Here are some of the many concepts that are used to define the central value. A central value tries to represent the population, and is almost never perfect. It may be tricky to decide which of these concepts to use to define the central value.
- Arithmetic mean (also sometimes simply called mean or average) is the average, that is SUM of all numbers, divided by n. For example, the arithmetic mean of 1, 2, 3, 4, 5 is 3.
- Median is the middle entry in the sorted sequence. For example, the median of 1, 3, 4, 10, 17 is 4. If there is an even number of values, then just take the average of those two. For example, the median of 1, 3, 8, 10, 21, 25 is the average of 8 and 10, that is, 9.
- Geometric mean is the 1/n th root of PRODUCT of all numbers. For example, the geometric mean of 1, 2, 3, 4, 5 = 5th root of (1 * 2 * 3 * 4 * 5), that is 5th root of (120). That comes to be about 2.6.
- Mode is the number that appears most often. For example, given 1, 1, 2, 2, 2, 3, 3, the mode is 2.
- Range is simply the range, that is the minimum and and the maximum, and therefore it is not really one central value. For example, the range of 1, 4, 1000 is [1, 1000].
- Mid-range is the middle value of the range. For example, for 1, 4, 1000, the mid-range is 500.5
Here are some observations on these central values:
- When you have numbers that are in a arithmetic series, like 1, 2, 3, 4, 5 (step size is 1) or 2, 5, 8, 11, 14 (here step size is 3), then the average is approximately the middle number.

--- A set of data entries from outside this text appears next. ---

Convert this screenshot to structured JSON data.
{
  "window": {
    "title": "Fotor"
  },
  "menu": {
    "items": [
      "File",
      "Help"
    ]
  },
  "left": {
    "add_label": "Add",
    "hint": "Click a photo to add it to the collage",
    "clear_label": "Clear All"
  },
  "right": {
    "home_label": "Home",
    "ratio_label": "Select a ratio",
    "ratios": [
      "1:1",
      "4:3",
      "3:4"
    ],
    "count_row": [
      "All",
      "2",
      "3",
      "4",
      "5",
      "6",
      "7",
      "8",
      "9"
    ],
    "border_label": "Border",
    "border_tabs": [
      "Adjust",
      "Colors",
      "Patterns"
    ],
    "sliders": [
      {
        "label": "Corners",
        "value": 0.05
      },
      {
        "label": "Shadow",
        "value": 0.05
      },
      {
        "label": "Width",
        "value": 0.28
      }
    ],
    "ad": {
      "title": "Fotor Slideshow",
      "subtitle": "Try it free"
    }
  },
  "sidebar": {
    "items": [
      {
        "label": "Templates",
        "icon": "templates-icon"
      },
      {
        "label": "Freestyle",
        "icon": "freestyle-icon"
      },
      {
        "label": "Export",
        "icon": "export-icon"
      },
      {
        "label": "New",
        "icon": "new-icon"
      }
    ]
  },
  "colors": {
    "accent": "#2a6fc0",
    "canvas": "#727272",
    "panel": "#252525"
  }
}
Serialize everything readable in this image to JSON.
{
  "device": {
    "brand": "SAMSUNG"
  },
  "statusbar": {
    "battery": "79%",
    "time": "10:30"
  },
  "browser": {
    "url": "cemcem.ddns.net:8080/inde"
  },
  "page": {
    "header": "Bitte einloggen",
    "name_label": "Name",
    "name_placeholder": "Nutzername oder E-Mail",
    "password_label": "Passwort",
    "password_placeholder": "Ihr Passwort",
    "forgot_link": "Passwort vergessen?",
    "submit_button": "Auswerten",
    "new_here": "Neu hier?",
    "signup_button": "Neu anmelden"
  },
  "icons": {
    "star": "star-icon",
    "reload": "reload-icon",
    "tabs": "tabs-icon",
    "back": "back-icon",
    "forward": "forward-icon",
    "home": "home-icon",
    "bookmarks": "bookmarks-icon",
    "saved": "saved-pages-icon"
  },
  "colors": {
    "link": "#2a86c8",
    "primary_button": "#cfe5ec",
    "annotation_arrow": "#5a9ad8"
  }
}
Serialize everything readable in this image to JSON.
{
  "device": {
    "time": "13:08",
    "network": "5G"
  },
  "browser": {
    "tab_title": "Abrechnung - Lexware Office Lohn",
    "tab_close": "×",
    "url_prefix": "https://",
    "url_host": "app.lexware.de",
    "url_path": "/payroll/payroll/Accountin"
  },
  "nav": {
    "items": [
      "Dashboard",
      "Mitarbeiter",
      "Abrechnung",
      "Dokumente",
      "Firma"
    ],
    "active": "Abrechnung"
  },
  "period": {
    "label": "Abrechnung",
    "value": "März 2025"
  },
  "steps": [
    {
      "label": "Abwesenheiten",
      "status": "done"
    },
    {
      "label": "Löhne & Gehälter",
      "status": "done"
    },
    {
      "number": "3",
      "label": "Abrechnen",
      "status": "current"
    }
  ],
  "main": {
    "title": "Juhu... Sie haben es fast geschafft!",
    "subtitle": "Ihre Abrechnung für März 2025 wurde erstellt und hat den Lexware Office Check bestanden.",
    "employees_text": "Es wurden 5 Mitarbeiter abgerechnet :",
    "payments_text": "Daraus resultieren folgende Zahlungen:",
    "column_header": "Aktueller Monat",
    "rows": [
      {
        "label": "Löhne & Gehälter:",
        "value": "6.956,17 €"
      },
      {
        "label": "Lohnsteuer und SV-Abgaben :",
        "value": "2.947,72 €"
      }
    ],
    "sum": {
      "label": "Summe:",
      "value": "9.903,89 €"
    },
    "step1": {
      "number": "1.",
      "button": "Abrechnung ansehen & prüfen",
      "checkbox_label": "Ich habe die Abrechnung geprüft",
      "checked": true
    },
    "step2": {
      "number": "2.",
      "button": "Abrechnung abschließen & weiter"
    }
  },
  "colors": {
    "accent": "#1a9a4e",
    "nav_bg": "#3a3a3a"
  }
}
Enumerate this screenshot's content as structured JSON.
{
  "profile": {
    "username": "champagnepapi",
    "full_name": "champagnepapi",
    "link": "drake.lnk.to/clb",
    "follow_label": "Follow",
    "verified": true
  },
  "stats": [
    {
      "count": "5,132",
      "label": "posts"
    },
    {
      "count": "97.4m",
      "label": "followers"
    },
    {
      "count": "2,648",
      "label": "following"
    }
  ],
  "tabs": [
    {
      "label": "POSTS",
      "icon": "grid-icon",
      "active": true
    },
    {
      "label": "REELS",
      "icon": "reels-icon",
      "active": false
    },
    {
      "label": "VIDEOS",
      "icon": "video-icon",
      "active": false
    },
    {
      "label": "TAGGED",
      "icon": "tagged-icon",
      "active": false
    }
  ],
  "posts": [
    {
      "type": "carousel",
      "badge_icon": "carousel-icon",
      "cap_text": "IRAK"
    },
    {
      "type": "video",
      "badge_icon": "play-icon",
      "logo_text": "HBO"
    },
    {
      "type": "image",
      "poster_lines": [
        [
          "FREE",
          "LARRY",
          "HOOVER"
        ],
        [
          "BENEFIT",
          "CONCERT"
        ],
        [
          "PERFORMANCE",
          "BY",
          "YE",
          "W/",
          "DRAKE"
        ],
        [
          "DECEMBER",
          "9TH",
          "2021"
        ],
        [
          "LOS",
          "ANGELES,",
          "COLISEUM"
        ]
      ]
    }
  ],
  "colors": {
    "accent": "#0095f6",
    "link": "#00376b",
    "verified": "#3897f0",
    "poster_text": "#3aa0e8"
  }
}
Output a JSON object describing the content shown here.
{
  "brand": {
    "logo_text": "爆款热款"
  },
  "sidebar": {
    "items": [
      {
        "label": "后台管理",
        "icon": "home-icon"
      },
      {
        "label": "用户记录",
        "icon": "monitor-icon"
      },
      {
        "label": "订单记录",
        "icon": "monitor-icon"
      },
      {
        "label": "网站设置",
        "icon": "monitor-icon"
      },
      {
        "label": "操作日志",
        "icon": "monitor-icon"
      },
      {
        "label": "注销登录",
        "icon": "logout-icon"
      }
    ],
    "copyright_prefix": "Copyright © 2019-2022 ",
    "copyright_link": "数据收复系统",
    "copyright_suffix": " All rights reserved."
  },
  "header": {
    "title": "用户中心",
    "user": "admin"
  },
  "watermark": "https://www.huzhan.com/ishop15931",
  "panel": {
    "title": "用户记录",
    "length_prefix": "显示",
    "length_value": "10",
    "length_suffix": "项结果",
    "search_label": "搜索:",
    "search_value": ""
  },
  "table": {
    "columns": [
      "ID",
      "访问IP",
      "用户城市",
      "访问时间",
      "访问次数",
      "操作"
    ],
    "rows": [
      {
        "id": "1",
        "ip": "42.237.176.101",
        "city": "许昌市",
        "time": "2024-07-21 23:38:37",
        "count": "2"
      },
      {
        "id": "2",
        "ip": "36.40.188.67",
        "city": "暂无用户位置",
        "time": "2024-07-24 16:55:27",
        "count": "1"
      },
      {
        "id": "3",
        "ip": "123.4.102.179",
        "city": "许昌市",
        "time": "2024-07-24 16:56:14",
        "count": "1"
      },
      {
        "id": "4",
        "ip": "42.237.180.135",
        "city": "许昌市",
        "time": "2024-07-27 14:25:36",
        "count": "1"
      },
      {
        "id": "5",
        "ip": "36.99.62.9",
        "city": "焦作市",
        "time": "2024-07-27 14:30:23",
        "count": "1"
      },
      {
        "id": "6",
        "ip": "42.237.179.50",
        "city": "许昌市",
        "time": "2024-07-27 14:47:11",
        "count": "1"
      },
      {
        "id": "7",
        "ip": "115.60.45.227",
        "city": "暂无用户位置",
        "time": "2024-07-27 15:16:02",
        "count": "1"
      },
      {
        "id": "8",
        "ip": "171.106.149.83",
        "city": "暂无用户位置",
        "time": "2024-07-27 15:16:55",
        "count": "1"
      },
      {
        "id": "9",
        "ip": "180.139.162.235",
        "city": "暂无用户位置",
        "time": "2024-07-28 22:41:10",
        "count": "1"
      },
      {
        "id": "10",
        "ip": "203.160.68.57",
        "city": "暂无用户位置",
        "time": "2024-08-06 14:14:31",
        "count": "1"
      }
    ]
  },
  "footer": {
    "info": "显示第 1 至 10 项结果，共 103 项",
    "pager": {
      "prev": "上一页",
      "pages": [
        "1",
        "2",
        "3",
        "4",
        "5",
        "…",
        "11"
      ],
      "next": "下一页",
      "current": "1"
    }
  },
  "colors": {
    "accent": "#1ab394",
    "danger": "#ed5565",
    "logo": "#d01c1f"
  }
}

For example, for population [1,2,3,...99,100], the average is 50.5.
- Similarly, for all numbers from 300 to 500, the average is 400. (Obviously).
When to use Arithmetic Mean versus Geometric Mean
- The arithmetic mean is a good measure when numbers are of the same order of magnitude – like students scores on a test.
- Geometric mean would be appropriate if the numbers are in different ranges (ballparks) entirely and you do not want one very large number to affect things that much.
- For example, if you have following numbers: 1, 10, 100, 1000, 10000, the average is more than 2200. But a more appropriate “middle” number is 100 in this case. And 100 is the geometric mean here.
- Real world example: 0.98, 8.7, 121, 1400, 9000. From these 5 numbers, arithmetic mean is about 2100. That number hardly means anything. Geometric mean is about 105, which represents more of a central point.
- Interestingly, median is also a good measure in the previous case. But one problem with median is that the largest number (9000) was changed to 10,000 or 10 million, then still the median would be 121, and would not change at all. However, the geometric mean would change (increase) a bit. Arithmetic mean would change TOO much.
- Yet another scenario where geometric mean is more appropriate than arithmetic mean is when the numbers are given as percentage increases or decreases, rather than absolute values. For example, if the housing market rose 40% 1 year, dropped 40% next year, then an appropriate representation of average growth rate can be found by taking a geometric mean of 1.4 and 0.6, which comes up to be about 0.91, that is about 9% drop. The arithmetic mean would have conveyed a 0% average change.